Muitos não compreendem o conceito do ato cooperativo aplicado às sociedades cooperativas. Outros o entendem como favor, privilégio ou benefício fiscal. Nada disso. Proposta pelo jurista mexicano Antonio Salinas Puente em 1954, define o ato cooperativo como o “suposto jurídico, ausente de lucro e de intermediação, que realiza a organização cooperativa em cumprimento de um fim preponderantemente econômico e de utilidade social”.
É um conceito complexo, mas vamos tentar explicar por meio de um exemplo: Um grupo de produtores de cana formam uma cooperativa. Esta recebe o produto primário, agrega valor, transforma em açúcar e, depois, à conta, ordem e beneficio dos produtores que a formam, a cooperativa vende o açúcar no mercado. Os produtores cooperados da cooperativa são donos e usuários desta sociedade.
Como os cooperados investiram coletivamente recursos para criar a usina, a sociedade cooperativa não aufere para ela resultados deste investimento. O valor agregado é distribuído na proporção da cana entregue pelos cooperados, não no volume de capital investido para construir o empreendimento.

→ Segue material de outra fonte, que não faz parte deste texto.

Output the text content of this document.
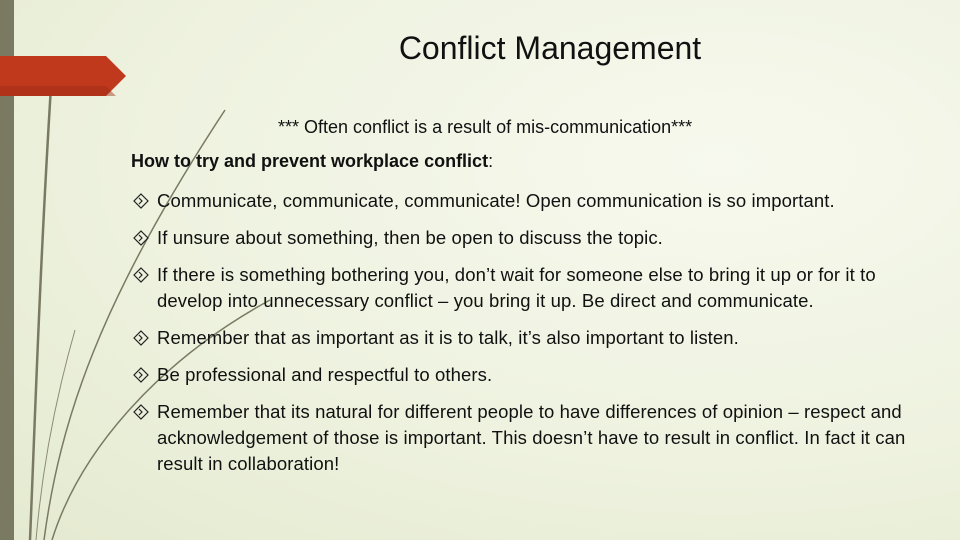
Conflict Management

*** Often conflict is a result of mis-communication***

How to try and prevent workplace conflict:

Communicate, communicate, communicate! Open communication is so important.
If unsure about something, then be open to discuss the topic.
If there is something bothering you, don’t wait for someone else to bring it up or for it to develop into unnecessary conflict – you bring it up. Be direct and communicate.
Remember that as important as it is to talk, it’s also important to listen.
Be professional and respectful to others.
Remember that its natural for different people to have differences of opinion – respect and acknowledgement of those is important. This doesn’t have to result in conflict. In fact it can result in collaboration!
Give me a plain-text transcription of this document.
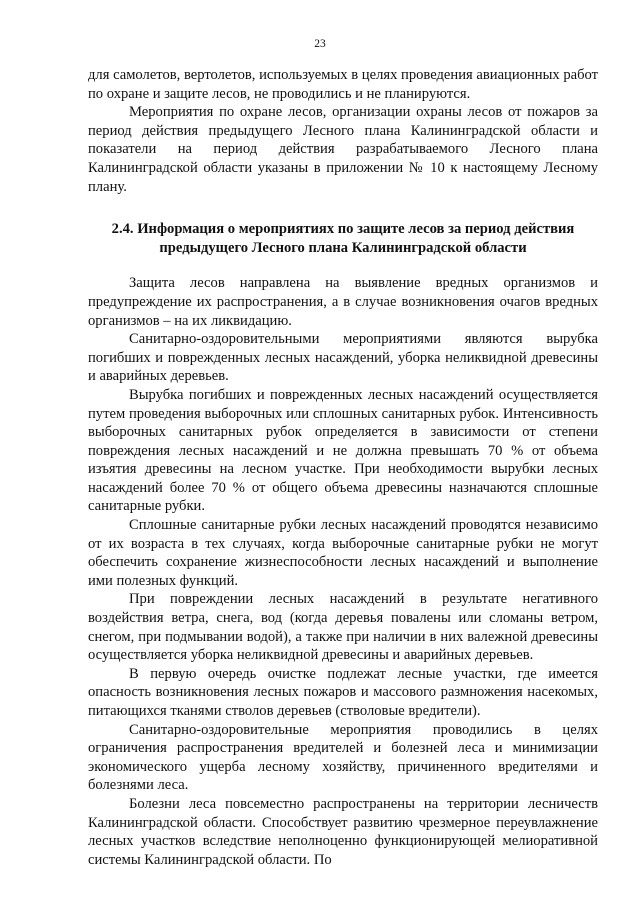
23

для самолетов, вертолетов, используемых в целях проведения авиационных работ по охране и защите лесов, не проводились и не планируются.

Мероприятия по охране лесов, организации охраны лесов от пожаров за период действия предыдущего Лесного плана Калининградской области и показатели на период действия разрабатываемого Лесного плана Калининградской области указаны в приложении № 10 к настоящему Лесному плану.

2.4. Информация о мероприятиях по защите лесов за период действия
предыдущего Лесного плана Калининградской области

Защита лесов направлена на выявление вредных организмов и предупреждение их распространения, а в случае возникновения очагов вредных организмов – на их ликвидацию.

Санитарно-оздоровительными мероприятиями являются вырубка погибших и поврежденных лесных насаждений, уборка неликвидной древесины и аварийных деревьев.

Вырубка погибших и поврежденных лесных насаждений осуществляется путем проведения выборочных или сплошных санитарных рубок. Интенсивность выборочных санитарных рубок определяется в зависимости от степени повреждения лесных насаждений и не должна превышать 70 % от объема изъятия древесины на лесном участке. При необходимости вырубки лесных насаждений более 70 % от общего объема древесины назначаются сплошные санитарные рубки.

Сплошные санитарные рубки лесных насаждений проводятся независимо от их возраста в тех случаях, когда выборочные санитарные рубки не могут обеспечить сохранение жизнеспособности лесных насаждений и выполнение ими полезных функций.

При повреждении лесных насаждений в результате негативного воздействия ветра, снега, вод (когда деревья повалены или сломаны ветром, снегом, при подмывании водой), а также при наличии в них валежной древесины осуществляется уборка неликвидной древесины и аварийных деревьев.

В первую очередь очистке подлежат лесные участки, где имеется опасность возникновения лесных пожаров и массового размножения насекомых, питающихся тканями стволов деревьев (стволовые вредители).

Санитарно-оздоровительные мероприятия проводились в целях ограничения распространения вредителей и болезней леса и минимизации экономического ущерба лесному хозяйству, причиненного вредителями и болезнями леса.

Болезни леса повсеместно распространены на территории лесничеств Калининградской области. Способствует развитию чрезмерное переувлажнение лесных участков вследствие неполноценно функционирующей мелиоративной системы Калининградской области. По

No exemplo trabalhado, percebe-se que a cooperativa produtora de açúcar existe para agregar valor à cana do cooperado e permitir que vá ao mercado em condições competitivas. Faz isso para o cooperado ficar com o valor agregado à sua cana pela industrialização.
Em uma empresa de capital atuando no mesmo setor o ato praticado teria outra finalidade. A finalidade seria comprar a cana pelo menor preço, vender o açúcar pelo maior preço possível visando se apropriar da diferença e remunerar o capital dos sócios. Quem tiver mais capital, não importa se produtor de cana ou não, receberia mais. A S.A. visa distribuir a riqueza a quem detém o capital, cooperativa visa distribuir a riqueza a quem entregou a cana, o cooperado. Em termos de produção fazem o mesmo, mas em termos de disponibilidade de renda e finalidade, cooperativa e S.A. são totalmente diferentes.
E quais os efeitos tributários disso? Em ambos os casos, teríamos a mesma operação, transformar cana em açúcar e vender no mercado, mas no ato cooperativo a sociedade não objetiva ficar com o ganho. Desde a entrada da cana já existe o compromisso de repassar os resultados aos cooperados. Portanto, não existindo disponibilidade de renda para a sociedade, não há lucro, não gerando tributos sobre a renda e faturamento da pessoa jurídica, por exemplo. Por conseguinte, as consequências tributárias, se houver, devem recair na figura do cooperado e com a destinação que fará com o resultado recebido.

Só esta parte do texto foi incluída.